The news yesterday and today is carrying the story that Curtis Dean Anderson's confession to the murder of Amber Swartz-Garcia has been accepted as concluding this case. Kim Swartz, Amber's mother, is not entirely convinced that the confession is truthful, but at this turning point in Amber's case, I would certainly like to send Kim good thoughts and support.

The San Francisco Chronicle, however, did not list Anna's case among the Bay Area missing children, though Anderson's statement in 2001 that he had kidnapped eleven girls in "the past 30 years" (back to 1971) certainly puts our case in the time frame.

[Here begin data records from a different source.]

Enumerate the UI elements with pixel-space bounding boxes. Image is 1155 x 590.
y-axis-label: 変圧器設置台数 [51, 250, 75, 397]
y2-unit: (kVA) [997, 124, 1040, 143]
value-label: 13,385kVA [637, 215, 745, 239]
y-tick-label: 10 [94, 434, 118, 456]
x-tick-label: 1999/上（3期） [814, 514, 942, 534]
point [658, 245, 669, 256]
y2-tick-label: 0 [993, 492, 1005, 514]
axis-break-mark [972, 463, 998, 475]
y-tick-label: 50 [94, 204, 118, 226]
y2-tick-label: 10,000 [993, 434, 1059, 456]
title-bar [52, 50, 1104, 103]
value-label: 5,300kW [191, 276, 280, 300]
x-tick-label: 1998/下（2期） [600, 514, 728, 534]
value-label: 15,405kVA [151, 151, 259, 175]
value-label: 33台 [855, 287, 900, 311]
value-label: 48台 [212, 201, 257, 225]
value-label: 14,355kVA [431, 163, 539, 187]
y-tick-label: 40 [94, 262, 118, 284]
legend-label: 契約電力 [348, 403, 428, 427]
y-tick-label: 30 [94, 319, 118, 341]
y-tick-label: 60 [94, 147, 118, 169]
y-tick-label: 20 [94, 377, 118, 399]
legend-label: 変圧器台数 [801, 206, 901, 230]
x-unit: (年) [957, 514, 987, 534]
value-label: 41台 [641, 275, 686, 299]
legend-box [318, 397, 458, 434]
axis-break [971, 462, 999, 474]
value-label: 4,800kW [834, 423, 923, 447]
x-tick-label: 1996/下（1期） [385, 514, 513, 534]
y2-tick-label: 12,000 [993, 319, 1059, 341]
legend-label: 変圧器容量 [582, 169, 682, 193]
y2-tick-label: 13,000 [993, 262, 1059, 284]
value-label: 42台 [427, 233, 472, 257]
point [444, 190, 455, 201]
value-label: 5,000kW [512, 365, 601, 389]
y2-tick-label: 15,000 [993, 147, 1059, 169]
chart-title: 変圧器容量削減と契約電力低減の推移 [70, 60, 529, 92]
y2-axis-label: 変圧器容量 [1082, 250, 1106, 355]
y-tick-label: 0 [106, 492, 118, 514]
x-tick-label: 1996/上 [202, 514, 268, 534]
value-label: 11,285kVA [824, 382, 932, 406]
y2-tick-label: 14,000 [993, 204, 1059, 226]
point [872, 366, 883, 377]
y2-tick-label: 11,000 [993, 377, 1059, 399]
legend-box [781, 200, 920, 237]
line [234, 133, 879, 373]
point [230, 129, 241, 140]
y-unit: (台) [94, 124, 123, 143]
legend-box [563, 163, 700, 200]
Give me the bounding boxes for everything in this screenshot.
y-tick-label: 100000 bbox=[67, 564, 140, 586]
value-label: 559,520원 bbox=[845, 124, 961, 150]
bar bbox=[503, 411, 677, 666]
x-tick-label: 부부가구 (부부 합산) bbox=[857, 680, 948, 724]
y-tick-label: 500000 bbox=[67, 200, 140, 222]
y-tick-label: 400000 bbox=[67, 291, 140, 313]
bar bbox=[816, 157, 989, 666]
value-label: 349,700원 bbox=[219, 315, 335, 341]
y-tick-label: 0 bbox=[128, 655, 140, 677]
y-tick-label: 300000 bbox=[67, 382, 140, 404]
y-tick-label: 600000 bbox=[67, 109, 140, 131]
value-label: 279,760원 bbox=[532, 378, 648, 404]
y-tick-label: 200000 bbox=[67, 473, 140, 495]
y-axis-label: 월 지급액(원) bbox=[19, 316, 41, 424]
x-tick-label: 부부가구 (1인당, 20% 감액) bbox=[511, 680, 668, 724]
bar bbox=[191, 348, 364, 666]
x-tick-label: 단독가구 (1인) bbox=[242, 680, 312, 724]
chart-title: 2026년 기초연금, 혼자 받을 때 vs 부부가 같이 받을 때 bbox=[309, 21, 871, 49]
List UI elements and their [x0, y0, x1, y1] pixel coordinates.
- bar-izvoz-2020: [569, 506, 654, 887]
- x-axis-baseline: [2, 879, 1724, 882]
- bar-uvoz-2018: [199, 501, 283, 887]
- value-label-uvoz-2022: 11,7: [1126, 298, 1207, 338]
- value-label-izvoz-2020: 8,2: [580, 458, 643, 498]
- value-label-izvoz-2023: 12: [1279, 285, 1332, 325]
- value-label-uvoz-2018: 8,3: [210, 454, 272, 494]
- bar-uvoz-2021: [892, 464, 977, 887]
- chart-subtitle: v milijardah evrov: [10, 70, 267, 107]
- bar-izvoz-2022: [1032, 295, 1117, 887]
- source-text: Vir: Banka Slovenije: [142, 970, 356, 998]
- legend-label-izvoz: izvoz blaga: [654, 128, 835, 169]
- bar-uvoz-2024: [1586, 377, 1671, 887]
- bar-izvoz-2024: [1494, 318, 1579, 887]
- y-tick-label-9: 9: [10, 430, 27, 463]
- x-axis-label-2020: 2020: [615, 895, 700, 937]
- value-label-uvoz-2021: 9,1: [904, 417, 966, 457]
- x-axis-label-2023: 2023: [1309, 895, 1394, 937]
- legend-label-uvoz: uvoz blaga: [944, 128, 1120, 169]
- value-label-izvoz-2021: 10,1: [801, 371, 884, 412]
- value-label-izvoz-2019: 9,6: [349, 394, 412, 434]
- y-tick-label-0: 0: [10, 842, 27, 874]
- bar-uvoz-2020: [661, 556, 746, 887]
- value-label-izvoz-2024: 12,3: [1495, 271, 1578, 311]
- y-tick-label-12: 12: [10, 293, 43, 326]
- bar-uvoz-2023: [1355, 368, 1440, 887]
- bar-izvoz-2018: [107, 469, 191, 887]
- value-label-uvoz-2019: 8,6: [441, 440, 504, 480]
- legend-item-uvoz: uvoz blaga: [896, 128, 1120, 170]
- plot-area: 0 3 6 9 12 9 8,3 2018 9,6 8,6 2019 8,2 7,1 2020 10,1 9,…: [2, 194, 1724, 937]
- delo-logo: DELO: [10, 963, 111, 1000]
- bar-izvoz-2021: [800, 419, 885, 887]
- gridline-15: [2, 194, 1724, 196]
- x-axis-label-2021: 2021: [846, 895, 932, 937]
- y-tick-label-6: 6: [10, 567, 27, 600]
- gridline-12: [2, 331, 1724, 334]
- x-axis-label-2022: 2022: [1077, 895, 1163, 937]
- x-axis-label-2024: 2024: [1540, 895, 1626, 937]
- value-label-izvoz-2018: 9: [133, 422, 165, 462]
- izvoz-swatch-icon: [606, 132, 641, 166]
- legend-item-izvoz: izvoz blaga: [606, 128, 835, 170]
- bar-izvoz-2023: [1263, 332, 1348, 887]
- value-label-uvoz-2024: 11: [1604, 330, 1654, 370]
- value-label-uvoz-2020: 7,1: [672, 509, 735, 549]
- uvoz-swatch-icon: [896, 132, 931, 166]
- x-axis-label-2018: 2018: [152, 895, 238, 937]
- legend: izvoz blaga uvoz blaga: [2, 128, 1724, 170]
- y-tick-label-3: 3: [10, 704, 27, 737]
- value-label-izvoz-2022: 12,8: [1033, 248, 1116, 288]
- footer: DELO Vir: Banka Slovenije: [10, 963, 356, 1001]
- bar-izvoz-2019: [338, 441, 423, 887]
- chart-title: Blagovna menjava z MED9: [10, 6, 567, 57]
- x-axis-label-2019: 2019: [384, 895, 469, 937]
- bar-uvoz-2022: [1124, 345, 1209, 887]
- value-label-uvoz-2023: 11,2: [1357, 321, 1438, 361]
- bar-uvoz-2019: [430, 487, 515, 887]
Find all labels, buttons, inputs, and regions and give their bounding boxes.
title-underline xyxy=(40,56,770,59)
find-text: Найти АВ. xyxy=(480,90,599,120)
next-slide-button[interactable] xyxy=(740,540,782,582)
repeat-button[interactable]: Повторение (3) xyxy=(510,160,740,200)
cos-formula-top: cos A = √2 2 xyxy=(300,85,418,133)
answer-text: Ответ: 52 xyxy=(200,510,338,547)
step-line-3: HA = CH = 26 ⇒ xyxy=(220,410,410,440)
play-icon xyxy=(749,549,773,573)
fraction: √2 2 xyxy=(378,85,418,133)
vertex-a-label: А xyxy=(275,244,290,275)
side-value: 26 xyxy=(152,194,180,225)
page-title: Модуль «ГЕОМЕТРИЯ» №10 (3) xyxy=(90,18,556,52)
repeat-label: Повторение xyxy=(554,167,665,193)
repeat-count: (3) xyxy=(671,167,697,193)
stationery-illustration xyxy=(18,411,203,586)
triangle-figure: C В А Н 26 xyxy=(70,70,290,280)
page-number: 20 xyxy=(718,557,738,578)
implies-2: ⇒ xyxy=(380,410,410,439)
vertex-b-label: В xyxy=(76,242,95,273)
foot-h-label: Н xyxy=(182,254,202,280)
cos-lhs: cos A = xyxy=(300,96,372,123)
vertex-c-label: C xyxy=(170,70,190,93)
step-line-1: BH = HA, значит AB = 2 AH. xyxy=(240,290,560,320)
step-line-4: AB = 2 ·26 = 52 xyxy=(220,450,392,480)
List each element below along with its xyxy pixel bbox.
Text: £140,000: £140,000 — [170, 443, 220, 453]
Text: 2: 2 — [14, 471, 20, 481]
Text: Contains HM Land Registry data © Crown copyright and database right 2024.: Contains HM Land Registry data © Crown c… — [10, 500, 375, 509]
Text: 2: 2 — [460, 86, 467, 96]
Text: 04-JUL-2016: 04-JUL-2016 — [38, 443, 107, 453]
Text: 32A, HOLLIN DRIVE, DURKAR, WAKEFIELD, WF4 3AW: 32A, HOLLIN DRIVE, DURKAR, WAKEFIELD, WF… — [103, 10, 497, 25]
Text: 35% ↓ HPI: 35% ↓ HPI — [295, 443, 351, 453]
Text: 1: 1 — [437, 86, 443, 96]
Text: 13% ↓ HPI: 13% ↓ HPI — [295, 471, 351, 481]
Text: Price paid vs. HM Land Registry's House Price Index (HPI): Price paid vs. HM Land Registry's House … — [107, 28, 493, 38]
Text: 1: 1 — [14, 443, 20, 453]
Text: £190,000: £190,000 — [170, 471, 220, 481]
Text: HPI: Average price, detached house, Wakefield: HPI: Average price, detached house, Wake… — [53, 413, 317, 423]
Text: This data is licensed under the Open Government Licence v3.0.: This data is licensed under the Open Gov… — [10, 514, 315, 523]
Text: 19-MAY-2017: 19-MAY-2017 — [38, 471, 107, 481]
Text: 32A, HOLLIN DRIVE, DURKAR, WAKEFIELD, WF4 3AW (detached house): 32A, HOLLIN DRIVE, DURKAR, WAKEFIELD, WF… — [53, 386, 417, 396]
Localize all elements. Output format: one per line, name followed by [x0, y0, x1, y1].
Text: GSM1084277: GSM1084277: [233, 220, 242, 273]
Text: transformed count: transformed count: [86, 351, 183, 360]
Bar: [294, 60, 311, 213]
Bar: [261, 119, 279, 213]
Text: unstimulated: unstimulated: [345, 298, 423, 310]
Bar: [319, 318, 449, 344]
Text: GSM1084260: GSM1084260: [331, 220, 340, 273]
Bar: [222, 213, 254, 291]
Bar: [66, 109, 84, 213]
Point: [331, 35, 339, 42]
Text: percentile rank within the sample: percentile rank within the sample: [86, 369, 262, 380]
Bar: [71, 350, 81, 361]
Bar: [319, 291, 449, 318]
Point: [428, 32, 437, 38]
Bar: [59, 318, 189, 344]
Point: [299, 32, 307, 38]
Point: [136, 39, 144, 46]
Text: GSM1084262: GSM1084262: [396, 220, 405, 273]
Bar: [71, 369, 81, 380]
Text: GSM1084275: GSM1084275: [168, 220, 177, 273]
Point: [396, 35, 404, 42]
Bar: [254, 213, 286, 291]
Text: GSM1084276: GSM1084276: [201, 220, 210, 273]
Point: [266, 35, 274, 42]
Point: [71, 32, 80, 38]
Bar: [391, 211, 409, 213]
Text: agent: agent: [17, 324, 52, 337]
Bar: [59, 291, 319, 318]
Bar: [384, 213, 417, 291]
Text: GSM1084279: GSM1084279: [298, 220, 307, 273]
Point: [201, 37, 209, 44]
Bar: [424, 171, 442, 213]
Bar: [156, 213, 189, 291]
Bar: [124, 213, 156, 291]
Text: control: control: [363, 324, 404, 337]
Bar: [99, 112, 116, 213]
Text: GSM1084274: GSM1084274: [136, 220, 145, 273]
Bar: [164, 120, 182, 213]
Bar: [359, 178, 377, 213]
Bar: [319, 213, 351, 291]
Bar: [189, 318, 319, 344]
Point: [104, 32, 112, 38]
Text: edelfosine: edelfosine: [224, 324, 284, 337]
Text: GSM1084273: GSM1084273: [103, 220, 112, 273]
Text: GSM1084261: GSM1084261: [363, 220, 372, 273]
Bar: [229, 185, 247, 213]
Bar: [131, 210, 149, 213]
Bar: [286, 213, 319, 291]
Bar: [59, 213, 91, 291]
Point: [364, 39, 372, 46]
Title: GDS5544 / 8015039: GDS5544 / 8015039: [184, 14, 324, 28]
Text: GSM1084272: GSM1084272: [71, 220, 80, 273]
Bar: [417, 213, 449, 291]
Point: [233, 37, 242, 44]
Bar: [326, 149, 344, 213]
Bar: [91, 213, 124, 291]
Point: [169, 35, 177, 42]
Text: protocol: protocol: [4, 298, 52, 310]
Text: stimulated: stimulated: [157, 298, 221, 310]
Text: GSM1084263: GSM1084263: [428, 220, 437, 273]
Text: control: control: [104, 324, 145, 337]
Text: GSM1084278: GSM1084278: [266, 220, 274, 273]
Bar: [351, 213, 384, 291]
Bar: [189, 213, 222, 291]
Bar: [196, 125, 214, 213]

I sent the following letter to the Chronicle:

I wish you would add Anna Christian Waters, my daughter, to your list of children missing from the Bay Area. Anna disappeared from our home near Half Moon Bay on Jan. 16, 1973, and though this is one of the oldest missing child cases, it is still an open case in San Mateo County. The National Center for Missing and Exploited Children lists Anna's case as a probable non-family abduction. Since Curtis Dean Anderson in 2001 claimed that he had abducted eleven girls in the "past 30 years", that certainly puts our case in the time frame; 30 years back from 2001 would have been 1971, of course. We have a web site at www.searchingforanna.com with more information including the latest age-advanced picture from the NCMEC forensic artist, Steve Loftin. Thank you for your attention to this matter.
 
Dr. Doogie called me after the hearing for the Garrido's took place. He was interviewed on camera by a local newstation when he was able to bring up Anna's case. :woohoo: If I find a link to the interview, I will post it on this thread.
 
I made the six o'clock news but they edited out any mention of Anna and only used my opinion of Garrido's "creepiness". Thats okay - there will be other opportunities. I plan on being at as much of this media circus as I can and get Anna's story out whenever I can.
 
I have a new plan. Television loves pictures over words, so I am going to have a large poster board printed up saying "Don't Forget the Other Missing!" with pictures and details (including website info) for Anna on the left side and Michaela Garecht on the right (who I consider to be the most likely of Garrido's additional victims). I will bring this to each media event associated with Garrido's legal journey and have flyers with greater details available for those who ask, but I am willing to bet that this will get Anna's picture and website on TV at least regionally and perhaps nationally.